On the Day After Bloomsday

Today is Father's Day.  I spent a good portion of the day around family.  But, this morning I started reading James Joyce's Ulysses again.  This is the third or fourth time I have attempted to read Ulysses.  All previous efforts have ended in failure.  At some point a few hundred pages in I have always given up.

Yesterday was Bloomsday, celebrated particularly in Dublin and Ireland but all over the world as well.  June 16 is the day upon which the entire of Ulysses takes place, in 1904.  This year's recognition of Joyce's novel, considered by many to be the greatest novel in modern english literature, has a different undercurrent, regarding the fact that the novel is now in the public domain due to the end of its copyright protection.

So the novel is now available to the entire world for free, you can even download an audio book of it at no chargeUlysses now belongs to the masses.  (Which is ironic, given the fact that, by and large, the masses don't read.)

Even though I have found it to be terribly difficult to read personally, one particular Joyce fan thinks the novel is better approached as joyful, not hard.  So, I'm going to give that attitude a try.  Maybe I'll make it to the end this time.

I have always been drawn to "weighty" and "chewy" novels.  My appreciation for Proust, for War and Peace, and for Moby Dick have already been blogged about.  I am currently also about 100 pages into rereading Samuel Delany's Dahlgren, and I just finished rereading John Fowles' The Magus for the third time.

Except for Proust, who I have only recently developed a taste for, all these other books are from my college years.  Dahlgren is a challenging prose poem.  It is somewhat erotic, very psychological, and grippingly vivid in its details.  The overall cohesion of the story is tough to follow, however.  It is like reading inside a drug-induced state.  I think Delany intended it that way.  For all its toughness, however, I find that I can read it easily enough.

The Magus is only mildly challenging by comparison.  I finished that novel a couple of weeks ago.  It was not as satisfying to me this time compared to the other two times I read it.  I remember a girlfriend turned me on to it in college.  We both thought it was awesome at the time.  The novel seemed silly and immature to me this time.  No big deal really.  I won't likely ever read it again.

Gravity's Rainbow still waits on my shelf.  I have read that book once, before I went to India.  Subsequent attempts to read it have be unsuccessful, but I feel I'll make it all the way through it again at some point in the future.

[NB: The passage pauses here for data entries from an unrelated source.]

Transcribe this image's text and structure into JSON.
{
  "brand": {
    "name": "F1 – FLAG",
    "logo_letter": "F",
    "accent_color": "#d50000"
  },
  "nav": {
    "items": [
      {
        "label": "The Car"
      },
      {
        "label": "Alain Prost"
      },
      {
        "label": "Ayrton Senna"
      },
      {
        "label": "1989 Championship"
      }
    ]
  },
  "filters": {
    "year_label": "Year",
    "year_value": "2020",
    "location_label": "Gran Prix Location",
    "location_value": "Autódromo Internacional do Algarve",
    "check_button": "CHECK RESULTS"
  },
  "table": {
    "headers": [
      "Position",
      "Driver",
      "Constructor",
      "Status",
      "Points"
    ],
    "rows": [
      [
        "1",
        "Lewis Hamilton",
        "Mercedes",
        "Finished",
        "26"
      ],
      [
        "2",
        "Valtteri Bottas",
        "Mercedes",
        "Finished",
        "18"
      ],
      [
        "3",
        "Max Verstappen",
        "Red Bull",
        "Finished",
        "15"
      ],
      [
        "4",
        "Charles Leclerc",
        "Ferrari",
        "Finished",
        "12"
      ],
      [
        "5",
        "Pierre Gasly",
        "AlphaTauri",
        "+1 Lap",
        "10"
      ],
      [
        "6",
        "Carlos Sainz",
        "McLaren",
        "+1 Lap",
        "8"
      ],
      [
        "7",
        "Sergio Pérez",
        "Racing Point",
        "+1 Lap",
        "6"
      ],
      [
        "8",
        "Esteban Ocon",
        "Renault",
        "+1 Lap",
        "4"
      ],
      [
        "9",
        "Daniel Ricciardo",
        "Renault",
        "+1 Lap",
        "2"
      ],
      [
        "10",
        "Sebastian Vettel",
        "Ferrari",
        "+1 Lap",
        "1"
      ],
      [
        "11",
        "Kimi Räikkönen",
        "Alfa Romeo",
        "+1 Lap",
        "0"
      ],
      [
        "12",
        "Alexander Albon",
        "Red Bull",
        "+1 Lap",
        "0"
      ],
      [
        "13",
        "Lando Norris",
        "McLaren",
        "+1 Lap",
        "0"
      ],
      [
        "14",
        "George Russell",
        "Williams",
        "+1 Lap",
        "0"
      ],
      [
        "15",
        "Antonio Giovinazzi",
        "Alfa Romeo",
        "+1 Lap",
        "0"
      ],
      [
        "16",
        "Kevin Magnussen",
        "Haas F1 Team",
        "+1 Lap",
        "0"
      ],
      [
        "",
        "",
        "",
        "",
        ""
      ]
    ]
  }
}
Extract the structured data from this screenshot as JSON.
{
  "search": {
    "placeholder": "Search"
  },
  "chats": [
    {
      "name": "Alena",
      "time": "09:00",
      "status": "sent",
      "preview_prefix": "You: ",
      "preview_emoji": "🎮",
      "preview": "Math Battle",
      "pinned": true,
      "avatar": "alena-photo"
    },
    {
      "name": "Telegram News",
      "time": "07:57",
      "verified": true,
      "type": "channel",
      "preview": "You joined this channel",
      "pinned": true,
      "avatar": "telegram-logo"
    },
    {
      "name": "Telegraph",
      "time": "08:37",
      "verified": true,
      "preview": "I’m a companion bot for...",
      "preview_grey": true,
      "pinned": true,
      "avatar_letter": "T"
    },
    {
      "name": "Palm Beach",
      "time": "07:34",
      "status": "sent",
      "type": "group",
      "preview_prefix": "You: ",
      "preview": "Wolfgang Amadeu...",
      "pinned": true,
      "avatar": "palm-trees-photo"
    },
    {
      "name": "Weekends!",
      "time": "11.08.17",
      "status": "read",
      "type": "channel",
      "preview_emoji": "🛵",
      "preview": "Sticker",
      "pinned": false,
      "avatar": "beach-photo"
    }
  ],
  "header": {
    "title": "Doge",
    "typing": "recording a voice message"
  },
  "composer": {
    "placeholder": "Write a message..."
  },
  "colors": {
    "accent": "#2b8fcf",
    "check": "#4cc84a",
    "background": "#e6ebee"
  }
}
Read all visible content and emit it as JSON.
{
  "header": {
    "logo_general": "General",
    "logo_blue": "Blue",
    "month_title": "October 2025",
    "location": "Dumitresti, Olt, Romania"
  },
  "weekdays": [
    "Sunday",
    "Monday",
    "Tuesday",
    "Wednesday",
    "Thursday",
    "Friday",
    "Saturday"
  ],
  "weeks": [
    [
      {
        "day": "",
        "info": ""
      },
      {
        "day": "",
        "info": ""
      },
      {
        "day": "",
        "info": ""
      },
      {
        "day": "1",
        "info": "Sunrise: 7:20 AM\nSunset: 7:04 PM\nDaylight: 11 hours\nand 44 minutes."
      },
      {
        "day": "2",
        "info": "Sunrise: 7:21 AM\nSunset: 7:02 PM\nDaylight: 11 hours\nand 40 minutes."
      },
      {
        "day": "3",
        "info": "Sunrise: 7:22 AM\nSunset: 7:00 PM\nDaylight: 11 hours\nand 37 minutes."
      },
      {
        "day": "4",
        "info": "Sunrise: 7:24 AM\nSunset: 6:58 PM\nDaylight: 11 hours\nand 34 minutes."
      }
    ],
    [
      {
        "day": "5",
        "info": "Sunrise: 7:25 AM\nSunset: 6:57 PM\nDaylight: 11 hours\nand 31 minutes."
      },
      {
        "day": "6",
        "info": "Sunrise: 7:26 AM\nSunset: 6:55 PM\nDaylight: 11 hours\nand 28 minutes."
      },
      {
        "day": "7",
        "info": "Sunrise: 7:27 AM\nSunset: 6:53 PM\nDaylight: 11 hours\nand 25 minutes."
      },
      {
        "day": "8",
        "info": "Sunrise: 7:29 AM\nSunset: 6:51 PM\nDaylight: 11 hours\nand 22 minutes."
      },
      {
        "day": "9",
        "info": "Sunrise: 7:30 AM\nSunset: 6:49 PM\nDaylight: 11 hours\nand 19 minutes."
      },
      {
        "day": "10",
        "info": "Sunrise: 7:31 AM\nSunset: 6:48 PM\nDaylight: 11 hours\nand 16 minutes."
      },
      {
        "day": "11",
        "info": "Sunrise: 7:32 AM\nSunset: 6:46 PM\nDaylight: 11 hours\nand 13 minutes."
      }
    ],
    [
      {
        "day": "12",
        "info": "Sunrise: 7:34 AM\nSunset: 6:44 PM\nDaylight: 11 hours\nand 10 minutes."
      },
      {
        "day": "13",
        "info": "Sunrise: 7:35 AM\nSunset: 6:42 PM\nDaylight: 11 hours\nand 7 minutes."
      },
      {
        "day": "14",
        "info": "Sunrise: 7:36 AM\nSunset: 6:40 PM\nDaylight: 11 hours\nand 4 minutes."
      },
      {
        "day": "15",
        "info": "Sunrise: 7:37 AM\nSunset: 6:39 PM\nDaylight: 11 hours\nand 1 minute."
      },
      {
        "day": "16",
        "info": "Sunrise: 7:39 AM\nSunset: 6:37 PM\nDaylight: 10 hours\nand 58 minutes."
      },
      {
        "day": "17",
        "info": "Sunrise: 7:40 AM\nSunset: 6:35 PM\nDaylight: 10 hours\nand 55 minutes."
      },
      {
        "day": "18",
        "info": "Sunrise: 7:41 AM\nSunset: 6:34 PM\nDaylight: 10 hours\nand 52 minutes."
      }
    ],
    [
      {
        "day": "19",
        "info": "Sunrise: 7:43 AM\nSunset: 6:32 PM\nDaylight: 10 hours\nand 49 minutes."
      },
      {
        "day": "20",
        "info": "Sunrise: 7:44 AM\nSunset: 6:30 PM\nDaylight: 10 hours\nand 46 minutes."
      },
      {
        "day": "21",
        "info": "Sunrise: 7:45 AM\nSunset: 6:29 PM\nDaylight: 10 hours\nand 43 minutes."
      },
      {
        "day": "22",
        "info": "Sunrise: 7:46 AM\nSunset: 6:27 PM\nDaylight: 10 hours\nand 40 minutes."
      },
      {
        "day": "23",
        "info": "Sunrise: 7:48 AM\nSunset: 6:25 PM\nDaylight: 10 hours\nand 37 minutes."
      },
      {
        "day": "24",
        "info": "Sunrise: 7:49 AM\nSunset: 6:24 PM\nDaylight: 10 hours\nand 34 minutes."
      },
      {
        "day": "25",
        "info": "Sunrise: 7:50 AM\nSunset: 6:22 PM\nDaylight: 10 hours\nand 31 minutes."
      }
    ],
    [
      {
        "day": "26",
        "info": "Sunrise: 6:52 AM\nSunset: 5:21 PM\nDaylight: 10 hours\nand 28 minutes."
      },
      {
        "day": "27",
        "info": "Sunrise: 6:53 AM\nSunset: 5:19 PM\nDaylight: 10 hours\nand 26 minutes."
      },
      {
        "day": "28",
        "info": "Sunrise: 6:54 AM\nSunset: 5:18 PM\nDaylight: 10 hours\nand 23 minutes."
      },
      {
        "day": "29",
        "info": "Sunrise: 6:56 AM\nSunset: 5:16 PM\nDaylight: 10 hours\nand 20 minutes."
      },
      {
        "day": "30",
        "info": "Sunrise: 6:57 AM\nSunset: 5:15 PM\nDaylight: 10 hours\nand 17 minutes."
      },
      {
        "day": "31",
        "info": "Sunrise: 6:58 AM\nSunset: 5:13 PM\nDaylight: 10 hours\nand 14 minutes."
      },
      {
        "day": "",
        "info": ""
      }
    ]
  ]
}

I do not know why these types of novels (I can also mention the work of Dostoevsky and Faulkner among others as well) take up the majority of the fiction section of my library.  It is just what I typically want to read when I take a break from the philosophy and history and other non-fiction stuff that makes up the bulk of my reading time.

Nor do I have a clue as to what makes one of these "thick" classics easier to read than others.  Perhaps it is style or subject or character.  I just know that there are times in my life when something unreadable can become an obsession and there are other times when something I have always admired is not worth the effort.  Perhaps I do not choose my literature.  Perhaps it chooses me.

So, for whatever reason, this year I decided to try Joyce again on the day after Bloomsday.  I don't think the special timing of my endeavor will necessarily afford me any greater success, however.  The novel will either speak to me or it won't.  I am confident that great art can be great without my ability to fully appreciate it.  So, I'll either discover old-brilliance anew or the book will go back to the shelf where its somewhat creased paperback pages will continue their slow fade to brownish-yellow.

Oh!  I celebrate the anti-digital, the physical book in my hands, the feel of its pages and spine, its weight, the edge of the page fluttering in my fingers, the underlineing and highlighting of the tangible surface of printed text.  May eBooks be damned on every Bloomsday!